Une réunion qui devait durer 20 minutes s’est étalée sur une heure. Alors que Glaser et Wick s’apprêtaient à partir, les yeux du président se sont croisés avec ceux de la mère désemparée.

«Dites-moi ce que vous voulez que je fasse», dit Reagan.

«Je veux que vous soyez un chef de file dans la lutte contre le sida, afin que mes enfants, et tous les enfants, puissent aller à l’école et continuer à vivre une vie précieuse; de sorte que personne avec le SIDA n’a à s’inquiéter de la discrimination », a répondu Glaser. «Deuxièmement, vous avez commandé un rapport sur l’épidémie qui a été rédigé par un homme phénoménal. Je vous demande de prêter attention à ce rapport.

Reagan a répondu: “Je vous promets que je lirai ce rapport avec des yeux différents de ce que j’aurais fait auparavant.”

Le rapport de la Commission Watkins, rendu public le 27 juin 1988, était impitoyable, à commencer par l’affirmation selon laquelle il y avait eu un «manque flagrant de leadership» de la part du gouvernement fédéral. «C’était une répudiation stupéfiante de presque tous les aspects de la gestion du sida par l’administration Reagan, ainsi qu’un vaste plan de bataille pour savoir comment la nation pourrait faire face à l’épidémie dans les années à venir», a écrit Randy Shilts. Parmi ses 579 recommandations spécifiques figurait un appel à l’administration pour qu’elle abandonne son opposition aux lois qui empêcheraient la discrimination contre les personnes porteuses du VIH; une augmentation de 3 milliards de dollars par an du financement de la lutte contre le sida aux niveaux fédéral, étatique et local; une éducation complète sur la maladie, à partir de la maternelle; et un nouveau système d’intervention d’urgence de santé publique, donnant au chirurgien de larges pouvoirs.

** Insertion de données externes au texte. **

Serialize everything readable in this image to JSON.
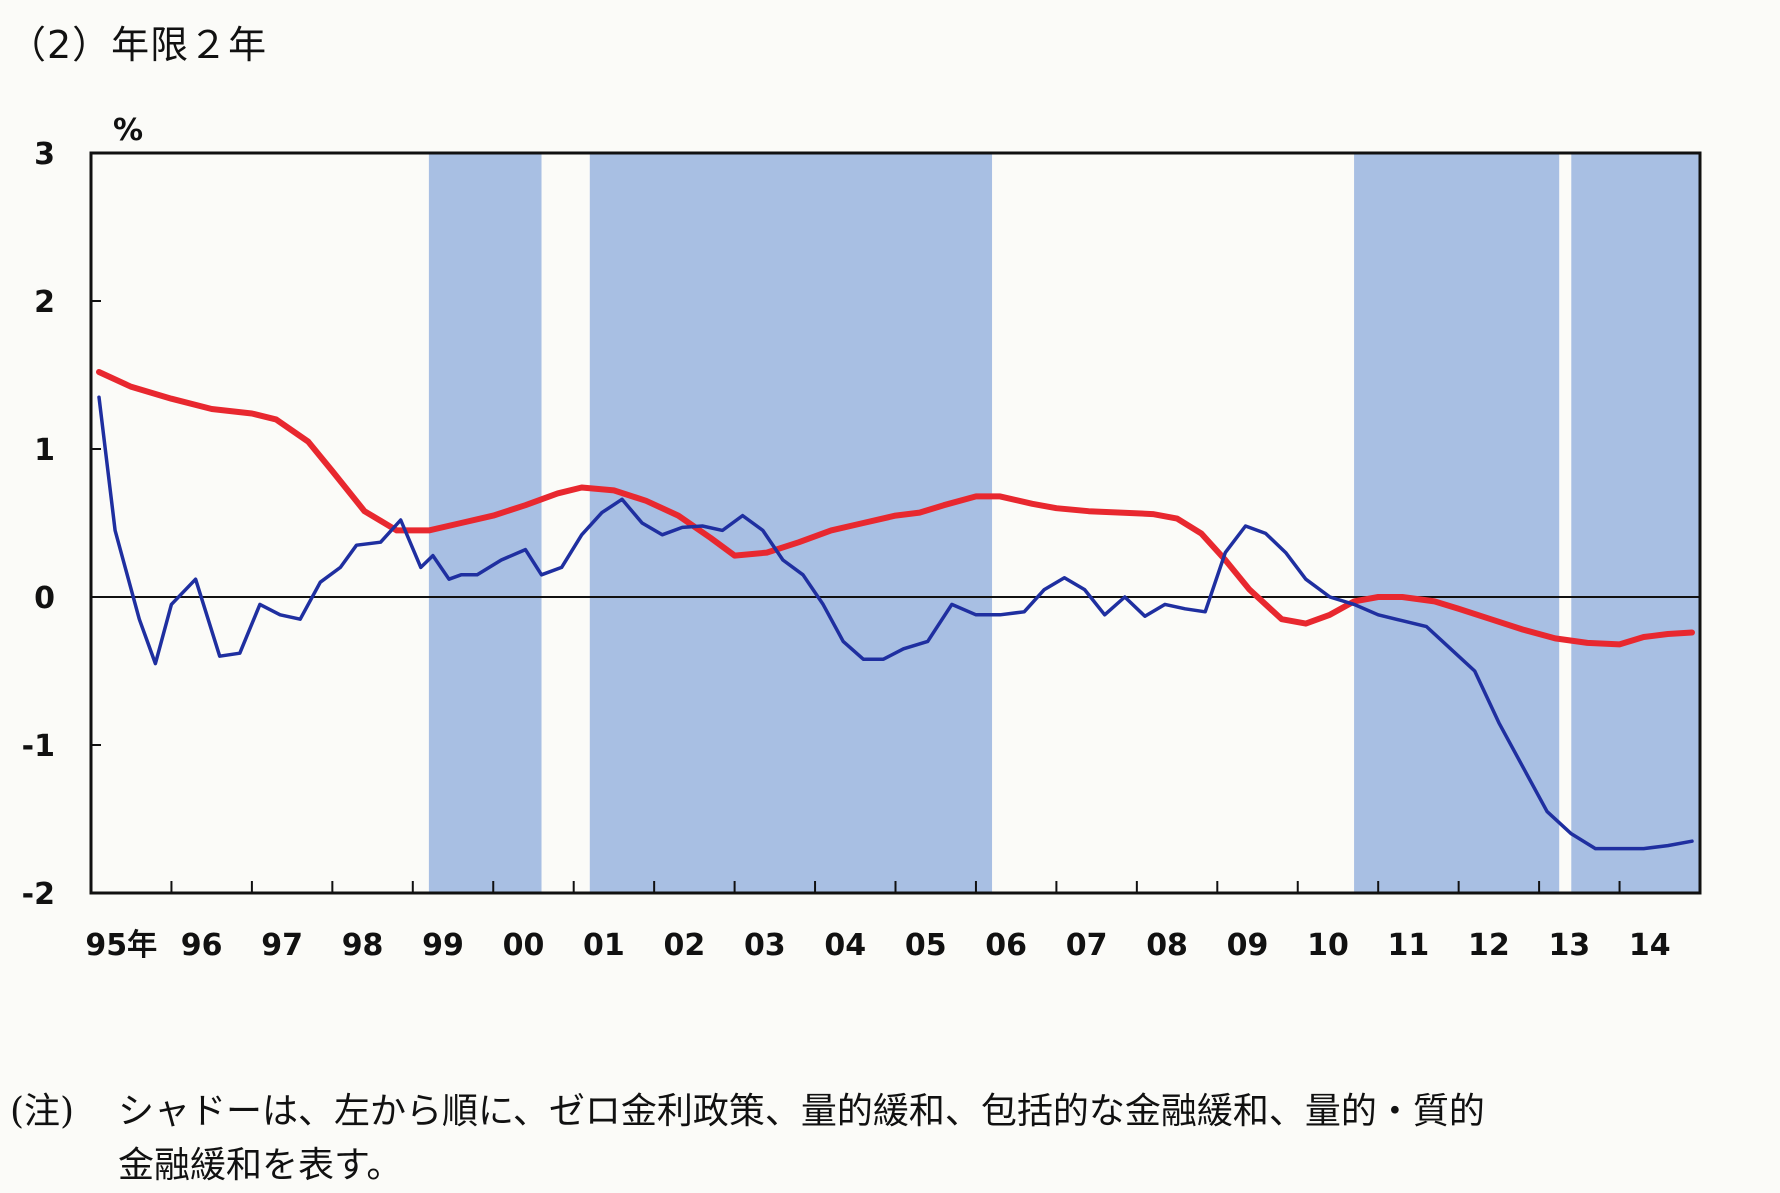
{
  "title": "（2）年限２年",
  "note": {
    "label": "(注)",
    "line1": "シャドーは、左から順に、ゼロ金利政策、量的緩和、包括的な金融緩和、量的・質的",
    "line2": "金融緩和を表す。"
  },
  "colors": {
    "shade": "#a8bfe3",
    "red_series": "#e8282f",
    "blue_series": "#1f2fa0",
    "zero_line": "#111111"
  },
  "chart_data": {
    "type": "line",
    "y_unit": "%",
    "ylim": [
      -2,
      3
    ],
    "yticks": [
      3,
      2,
      1,
      0,
      -1,
      -2
    ],
    "xlim": [
      1995,
      2015
    ],
    "xtick_labels": [
      "95年",
      "96",
      "97",
      "98",
      "99",
      "00",
      "01",
      "02",
      "03",
      "04",
      "05",
      "06",
      "07",
      "08",
      "09",
      "10",
      "11",
      "12",
      "13",
      "14"
    ],
    "shaded_periods": [
      [
        1999.2,
        2000.6
      ],
      [
        2001.2,
        2006.2
      ],
      [
        2010.7,
        2013.25
      ],
      [
        2013.4,
        2015.0
      ]
    ],
    "series": [
      {
        "color": "red",
        "x": [
          1995.1,
          1995.5,
          1996.0,
          1996.5,
          1997.0,
          1997.3,
          1997.7,
          1998.0,
          1998.4,
          1998.8,
          1999.2,
          1999.6,
          2000.0,
          2000.4,
          2000.8,
          2001.1,
          2001.5,
          2001.9,
          2002.3,
          2002.7,
          2003.0,
          2003.4,
          2003.8,
          2004.2,
          2004.6,
          2005.0,
          2005.3,
          2005.6,
          2006.0,
          2006.3,
          2006.7,
          2007.0,
          2007.4,
          2007.8,
          2008.2,
          2008.5,
          2008.8,
          2009.1,
          2009.4,
          2009.8,
          2010.1,
          2010.4,
          2010.7,
          2011.0,
          2011.3,
          2011.7,
          2012.0,
          2012.4,
          2012.8,
          2013.2,
          2013.6,
          2014.0,
          2014.3,
          2014.6,
          2014.9
        ],
        "y": [
          1.52,
          1.42,
          1.34,
          1.27,
          1.24,
          1.2,
          1.05,
          0.85,
          0.58,
          0.45,
          0.45,
          0.5,
          0.55,
          0.62,
          0.7,
          0.74,
          0.72,
          0.65,
          0.55,
          0.4,
          0.28,
          0.3,
          0.37,
          0.45,
          0.5,
          0.55,
          0.57,
          0.62,
          0.68,
          0.68,
          0.63,
          0.6,
          0.58,
          0.57,
          0.56,
          0.53,
          0.43,
          0.25,
          0.05,
          -0.15,
          -0.18,
          -0.12,
          -0.03,
          0.0,
          0.0,
          -0.03,
          -0.08,
          -0.15,
          -0.22,
          -0.28,
          -0.31,
          -0.32,
          -0.27,
          -0.25,
          -0.24
        ]
      },
      {
        "color": "blue",
        "x": [
          1995.1,
          1995.3,
          1995.6,
          1995.8,
          1996.0,
          1996.3,
          1996.6,
          1996.85,
          1997.1,
          1997.35,
          1997.6,
          1997.85,
          1998.1,
          1998.3,
          1998.6,
          1998.85,
          1999.1,
          1999.25,
          1999.45,
          1999.6,
          1999.8,
          2000.1,
          2000.4,
          2000.6,
          2000.85,
          2001.1,
          2001.35,
          2001.6,
          2001.85,
          2002.1,
          2002.35,
          2002.6,
          2002.85,
          2003.1,
          2003.35,
          2003.6,
          2003.85,
          2004.1,
          2004.35,
          2004.6,
          2004.85,
          2005.1,
          2005.4,
          2005.7,
          2006.0,
          2006.3,
          2006.6,
          2006.85,
          2007.1,
          2007.35,
          2007.6,
          2007.85,
          2008.1,
          2008.35,
          2008.6,
          2008.85,
          2009.1,
          2009.35,
          2009.6,
          2009.85,
          2010.1,
          2010.4,
          2010.7,
          2011.0,
          2011.3,
          2011.6,
          2011.9,
          2012.2,
          2012.5,
          2012.8,
          2013.1,
          2013.4,
          2013.7,
          2014.0,
          2014.3,
          2014.6,
          2014.9
        ],
        "y": [
          1.35,
          0.45,
          -0.15,
          -0.45,
          -0.05,
          0.12,
          -0.4,
          -0.38,
          -0.05,
          -0.12,
          -0.15,
          0.1,
          0.2,
          0.35,
          0.37,
          0.52,
          0.2,
          0.28,
          0.12,
          0.15,
          0.15,
          0.25,
          0.32,
          0.15,
          0.2,
          0.42,
          0.57,
          0.66,
          0.5,
          0.42,
          0.47,
          0.48,
          0.45,
          0.55,
          0.45,
          0.25,
          0.15,
          -0.05,
          -0.3,
          -0.42,
          -0.42,
          -0.35,
          -0.3,
          -0.05,
          -0.12,
          -0.12,
          -0.1,
          0.05,
          0.13,
          0.05,
          -0.12,
          0.0,
          -0.13,
          -0.05,
          -0.08,
          -0.1,
          0.3,
          0.48,
          0.43,
          0.3,
          0.12,
          0.0,
          -0.05,
          -0.12,
          -0.16,
          -0.2,
          -0.35,
          -0.5,
          -0.85,
          -1.15,
          -1.45,
          -1.6,
          -1.7,
          -1.7,
          -1.7,
          -1.68,
          -1.65
        ]
      }
    ]
  }
}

Malgré ses assurances à Elizabeth Glaser, Reagan n’a pris que des mesures modestes en réponse au rapport et a ignoré ses principales recommandations. «Le temps a passé et rien ne s’est passé. C’était presque inimaginable, mais la Maison Blanche a pris le rapport et l’a mis sur l’étagère. L’espoir pour des milliers d’Américains et de personnes du monde entier s’est assis en train de ramasser la poussière dans un coin oublié d’une pièce oubliée », a écrit Glaser plus tard. Glaser avait appris lors de son voyage à Washington que son histoire pouvait émouvoir les gens. Mais cela signifiait qu’elle devait sacrifier sa vie privée – et celle de ses deux enfants séropositifs – pour en sortir. Après la mort d’Ariel, Elizabeth et un groupe d’amis ont créé la Pediatric AIDS Foundation, qui s’est mise au travail en mettant des millions de dollars entre les mains des chercheurs plus rapidement que le gouvernement ne semblait capable de le faire. À cette époque, elle et son mari ont appris que le National Enquirer travaillait sur une histoire qui révélerait la situation de leur famille; le couple a décidé de prendre une longueur d’avance, accordant une interview à la Los Angeles Times qui a été publié le vendredi 25 août 1989.